The reduced costs and widespread availability of a debt-free college education will boost graduation rates, O'Malley said. His plan calls for a 25% increase in the college completion rate using federal dollars to incentivize schools that find ways to get more of their students finished in two or four years.

But after watching his progressive plans for the environment and gun control — not to mention his vocal opposition President Obama's trade agenda and promise to separate money from politics — fail to result in the big crowds Sanders enjoys, does the college plan have what it takes to finally get the left excited about O'Malley's presidential bid?

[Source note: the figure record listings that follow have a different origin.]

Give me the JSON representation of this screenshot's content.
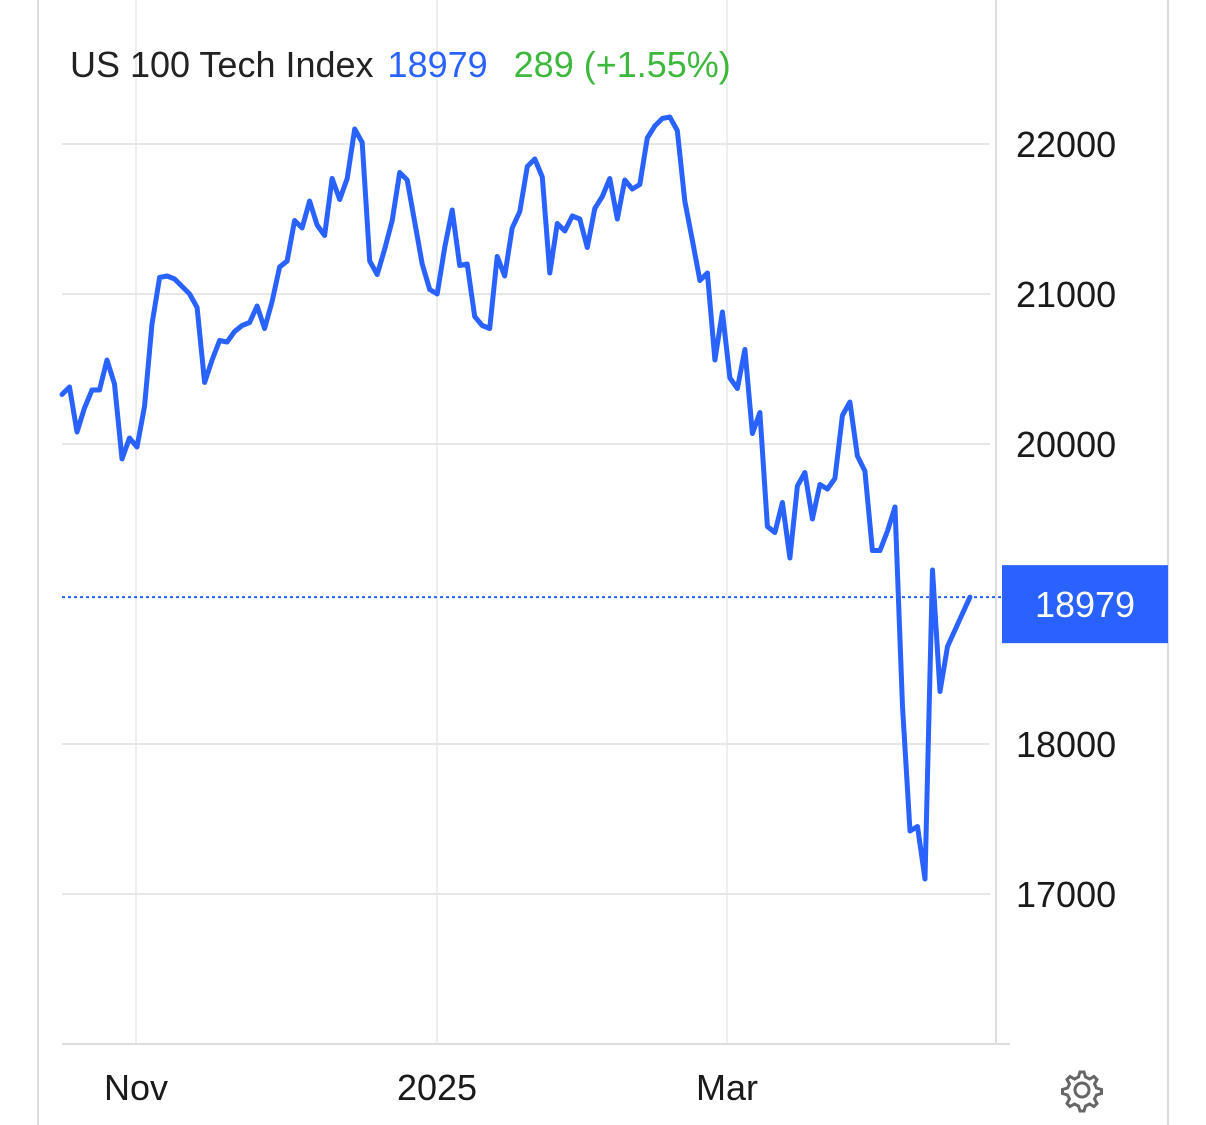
{
  "header": {
    "name": "US 100 Tech Index",
    "price": "18979",
    "change": "289 (+1.55%)"
  },
  "colors": {
    "line": "#2962ff",
    "positive": "#3cb93c",
    "grid": "#e6e6e6",
    "badge": "#2962ff"
  },
  "current_badge": "18979",
  "chart_data": {
    "type": "line",
    "title": "US 100 Tech Index",
    "ylim": [
      16000,
      22600
    ],
    "yticks": [
      22000,
      21000,
      20000,
      18000,
      17000
    ],
    "xlabels": [
      {
        "label": "Nov",
        "x": 10
      },
      {
        "label": "2025",
        "x": 50
      },
      {
        "label": "Mar",
        "x": 89
      }
    ],
    "xlim": [
      0,
      115
    ],
    "current_value": 18979,
    "grid": true,
    "series": [
      {
        "values": [
          20330,
          20380,
          20080,
          20240,
          20360,
          20360,
          20560,
          20400,
          19900,
          20040,
          19980,
          20250,
          20800,
          21110,
          21120,
          21100,
          21050,
          21000,
          20910,
          20410,
          20560,
          20690,
          20680,
          20750,
          20790,
          20810,
          20920,
          20770,
          20950,
          21180,
          21220,
          21490,
          21440,
          21620,
          21460,
          21390,
          21770,
          21630,
          21770,
          22100,
          22010,
          21220,
          21130,
          21300,
          21490,
          21810,
          21760,
          21480,
          21200,
          21030,
          21000,
          21310,
          21560,
          21190,
          21200,
          20850,
          20790,
          20770,
          21250,
          21120,
          21440,
          21550,
          21850,
          21900,
          21780,
          21140,
          21470,
          21420,
          21520,
          21500,
          21310,
          21570,
          21650,
          21770,
          21500,
          21760,
          21700,
          21730,
          22040,
          22120,
          22170,
          22180,
          22090,
          21620,
          21360,
          21090,
          21140,
          20560,
          20880,
          20440,
          20370,
          20630,
          20070,
          20210,
          19450,
          19410,
          19610,
          19240,
          19720,
          19810,
          19500,
          19730,
          19700,
          19770,
          20190,
          20280,
          19920,
          19820,
          19290,
          19290,
          19420,
          19580,
          18250,
          17420,
          17450,
          17100,
          19160,
          18350,
          18650,
          18760,
          18870,
          18979
        ]
      }
    ]
  }
}
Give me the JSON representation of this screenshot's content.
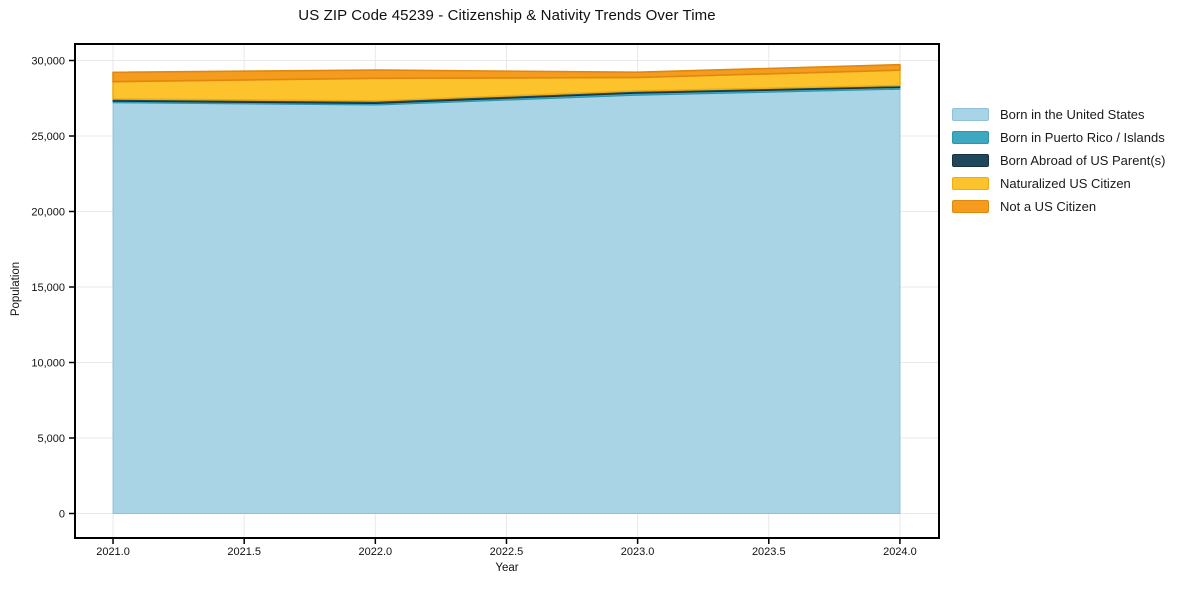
{
  "title": "US ZIP Code 45239 - Citizenship & Nativity Trends Over Time",
  "chart_data": {
    "type": "area",
    "stacked": true,
    "title": "US ZIP Code 45239 - Citizenship & Nativity Trends Over Time",
    "xlabel": "Year",
    "ylabel": "Population",
    "x": [
      2021,
      2022,
      2023,
      2024
    ],
    "xlim": [
      2020.855,
      2024.149
    ],
    "ylim": [
      0,
      30000
    ],
    "x_ticks": [
      2021.0,
      2021.5,
      2022.0,
      2022.5,
      2023.0,
      2023.5,
      2024.0
    ],
    "x_tick_labels": [
      "2021.0",
      "2021.5",
      "2022.0",
      "2022.5",
      "2023.0",
      "2023.5",
      "2024.0"
    ],
    "y_ticks": [
      0,
      5000,
      10000,
      15000,
      20000,
      25000,
      30000
    ],
    "y_tick_labels": [
      "0",
      "5,000",
      "10,000",
      "15,000",
      "20,000",
      "25,000",
      "30,000"
    ],
    "grid": true,
    "grid_color": "#e8e8e8",
    "axis_color": "#000000",
    "legend_position": "right",
    "series": [
      {
        "name": "Born in the United States",
        "color": "#a8d4e6",
        "edge": "#8fc2da",
        "values": [
          27200,
          27050,
          27700,
          28100
        ]
      },
      {
        "name": "Born in Puerto Rico / Islands",
        "color": "#3ea8c0",
        "edge": "#2f94ac",
        "values": [
          105,
          100,
          135,
          115
        ]
      },
      {
        "name": "Born Abroad of US Parent(s)",
        "color": "#20485c",
        "edge": "#16323f",
        "values": [
          145,
          170,
          150,
          135
        ]
      },
      {
        "name": "Naturalized US Citizen",
        "color": "#fcc32d",
        "edge": "#edad12",
        "values": [
          1150,
          1500,
          890,
          1010
        ]
      },
      {
        "name": "Not a US Citizen",
        "color": "#f59c1f",
        "edge": "#e0880d",
        "values": [
          620,
          550,
          350,
          365
        ]
      }
    ]
  }
}
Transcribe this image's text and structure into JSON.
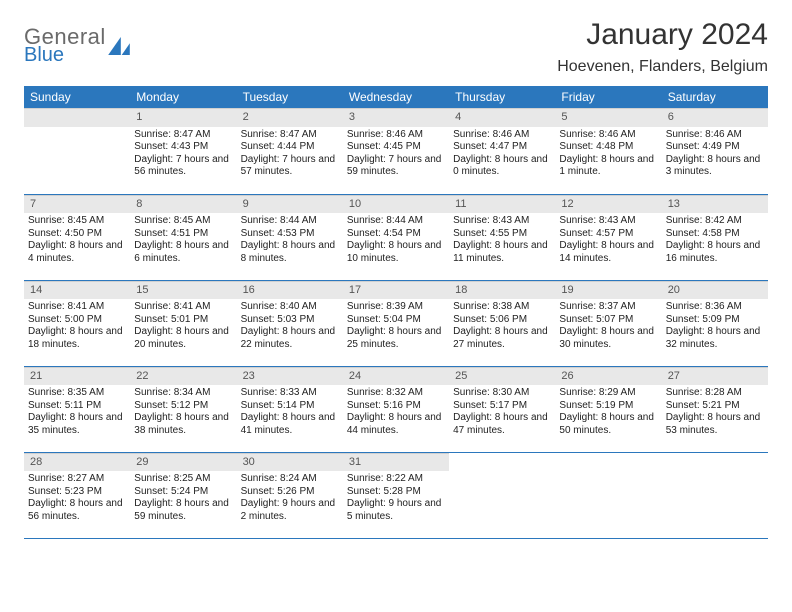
{
  "logo": {
    "line1": "General",
    "line2": "Blue"
  },
  "header": {
    "month": "January 2024",
    "location": "Hoevenen, Flanders, Belgium"
  },
  "colors": {
    "accent": "#2b77bd",
    "header_bg": "#e8e8e8",
    "text": "#222222",
    "page_bg": "#ffffff"
  },
  "dayNames": [
    "Sunday",
    "Monday",
    "Tuesday",
    "Wednesday",
    "Thursday",
    "Friday",
    "Saturday"
  ],
  "weeks": [
    [
      {
        "n": "",
        "sunrise": "",
        "sunset": "",
        "daylight": "",
        "empty": true
      },
      {
        "n": "1",
        "sunrise": "Sunrise: 8:47 AM",
        "sunset": "Sunset: 4:43 PM",
        "daylight": "Daylight: 7 hours and 56 minutes."
      },
      {
        "n": "2",
        "sunrise": "Sunrise: 8:47 AM",
        "sunset": "Sunset: 4:44 PM",
        "daylight": "Daylight: 7 hours and 57 minutes."
      },
      {
        "n": "3",
        "sunrise": "Sunrise: 8:46 AM",
        "sunset": "Sunset: 4:45 PM",
        "daylight": "Daylight: 7 hours and 59 minutes."
      },
      {
        "n": "4",
        "sunrise": "Sunrise: 8:46 AM",
        "sunset": "Sunset: 4:47 PM",
        "daylight": "Daylight: 8 hours and 0 minutes."
      },
      {
        "n": "5",
        "sunrise": "Sunrise: 8:46 AM",
        "sunset": "Sunset: 4:48 PM",
        "daylight": "Daylight: 8 hours and 1 minute."
      },
      {
        "n": "6",
        "sunrise": "Sunrise: 8:46 AM",
        "sunset": "Sunset: 4:49 PM",
        "daylight": "Daylight: 8 hours and 3 minutes."
      }
    ],
    [
      {
        "n": "7",
        "sunrise": "Sunrise: 8:45 AM",
        "sunset": "Sunset: 4:50 PM",
        "daylight": "Daylight: 8 hours and 4 minutes."
      },
      {
        "n": "8",
        "sunrise": "Sunrise: 8:45 AM",
        "sunset": "Sunset: 4:51 PM",
        "daylight": "Daylight: 8 hours and 6 minutes."
      },
      {
        "n": "9",
        "sunrise": "Sunrise: 8:44 AM",
        "sunset": "Sunset: 4:53 PM",
        "daylight": "Daylight: 8 hours and 8 minutes."
      },
      {
        "n": "10",
        "sunrise": "Sunrise: 8:44 AM",
        "sunset": "Sunset: 4:54 PM",
        "daylight": "Daylight: 8 hours and 10 minutes."
      },
      {
        "n": "11",
        "sunrise": "Sunrise: 8:43 AM",
        "sunset": "Sunset: 4:55 PM",
        "daylight": "Daylight: 8 hours and 11 minutes."
      },
      {
        "n": "12",
        "sunrise": "Sunrise: 8:43 AM",
        "sunset": "Sunset: 4:57 PM",
        "daylight": "Daylight: 8 hours and 14 minutes."
      },
      {
        "n": "13",
        "sunrise": "Sunrise: 8:42 AM",
        "sunset": "Sunset: 4:58 PM",
        "daylight": "Daylight: 8 hours and 16 minutes."
      }
    ],
    [
      {
        "n": "14",
        "sunrise": "Sunrise: 8:41 AM",
        "sunset": "Sunset: 5:00 PM",
        "daylight": "Daylight: 8 hours and 18 minutes."
      },
      {
        "n": "15",
        "sunrise": "Sunrise: 8:41 AM",
        "sunset": "Sunset: 5:01 PM",
        "daylight": "Daylight: 8 hours and 20 minutes."
      },
      {
        "n": "16",
        "sunrise": "Sunrise: 8:40 AM",
        "sunset": "Sunset: 5:03 PM",
        "daylight": "Daylight: 8 hours and 22 minutes."
      },
      {
        "n": "17",
        "sunrise": "Sunrise: 8:39 AM",
        "sunset": "Sunset: 5:04 PM",
        "daylight": "Daylight: 8 hours and 25 minutes."
      },
      {
        "n": "18",
        "sunrise": "Sunrise: 8:38 AM",
        "sunset": "Sunset: 5:06 PM",
        "daylight": "Daylight: 8 hours and 27 minutes."
      },
      {
        "n": "19",
        "sunrise": "Sunrise: 8:37 AM",
        "sunset": "Sunset: 5:07 PM",
        "daylight": "Daylight: 8 hours and 30 minutes."
      },
      {
        "n": "20",
        "sunrise": "Sunrise: 8:36 AM",
        "sunset": "Sunset: 5:09 PM",
        "daylight": "Daylight: 8 hours and 32 minutes."
      }
    ],
    [
      {
        "n": "21",
        "sunrise": "Sunrise: 8:35 AM",
        "sunset": "Sunset: 5:11 PM",
        "daylight": "Daylight: 8 hours and 35 minutes."
      },
      {
        "n": "22",
        "sunrise": "Sunrise: 8:34 AM",
        "sunset": "Sunset: 5:12 PM",
        "daylight": "Daylight: 8 hours and 38 minutes."
      },
      {
        "n": "23",
        "sunrise": "Sunrise: 8:33 AM",
        "sunset": "Sunset: 5:14 PM",
        "daylight": "Daylight: 8 hours and 41 minutes."
      },
      {
        "n": "24",
        "sunrise": "Sunrise: 8:32 AM",
        "sunset": "Sunset: 5:16 PM",
        "daylight": "Daylight: 8 hours and 44 minutes."
      },
      {
        "n": "25",
        "sunrise": "Sunrise: 8:30 AM",
        "sunset": "Sunset: 5:17 PM",
        "daylight": "Daylight: 8 hours and 47 minutes."
      },
      {
        "n": "26",
        "sunrise": "Sunrise: 8:29 AM",
        "sunset": "Sunset: 5:19 PM",
        "daylight": "Daylight: 8 hours and 50 minutes."
      },
      {
        "n": "27",
        "sunrise": "Sunrise: 8:28 AM",
        "sunset": "Sunset: 5:21 PM",
        "daylight": "Daylight: 8 hours and 53 minutes."
      }
    ],
    [
      {
        "n": "28",
        "sunrise": "Sunrise: 8:27 AM",
        "sunset": "Sunset: 5:23 PM",
        "daylight": "Daylight: 8 hours and 56 minutes."
      },
      {
        "n": "29",
        "sunrise": "Sunrise: 8:25 AM",
        "sunset": "Sunset: 5:24 PM",
        "daylight": "Daylight: 8 hours and 59 minutes."
      },
      {
        "n": "30",
        "sunrise": "Sunrise: 8:24 AM",
        "sunset": "Sunset: 5:26 PM",
        "daylight": "Daylight: 9 hours and 2 minutes."
      },
      {
        "n": "31",
        "sunrise": "Sunrise: 8:22 AM",
        "sunset": "Sunset: 5:28 PM",
        "daylight": "Daylight: 9 hours and 5 minutes."
      },
      {
        "n": "",
        "sunrise": "",
        "sunset": "",
        "daylight": "",
        "blank": true
      },
      {
        "n": "",
        "sunrise": "",
        "sunset": "",
        "daylight": "",
        "blank": true
      },
      {
        "n": "",
        "sunrise": "",
        "sunset": "",
        "daylight": "",
        "blank": true
      }
    ]
  ]
}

O'Malley took only subtle shots at Clinton and Sanders in the interview, his general tack on the trail since he kicked off his campaign. He insisted that, eventually, the supporters he needs to make a dent in Clinton's poll numbers will come. Sanders is a self-described Democratic Socialist, and has so far failed to expand his support base beyond white liberals. Asked directly if Sanders could ever win the presidency, O'Malley fell back on his standard talking points.

"Look, that's...look, that's a decision that will be up to the people to make," O'Malley said. "For my part, I have ideas to offer, I have 15 years of executive experience and a very strong record for having not only progressive values but setting progressive goals and getting things done. So at the end of the day, it's going to be up to the people of our party to decide who they wish to nominate. But the office is for chief executive and I believe that in the fullness of time, those skills… is what's going to matter most to people who attend their caucus or when they vote in the New Hampshire primary."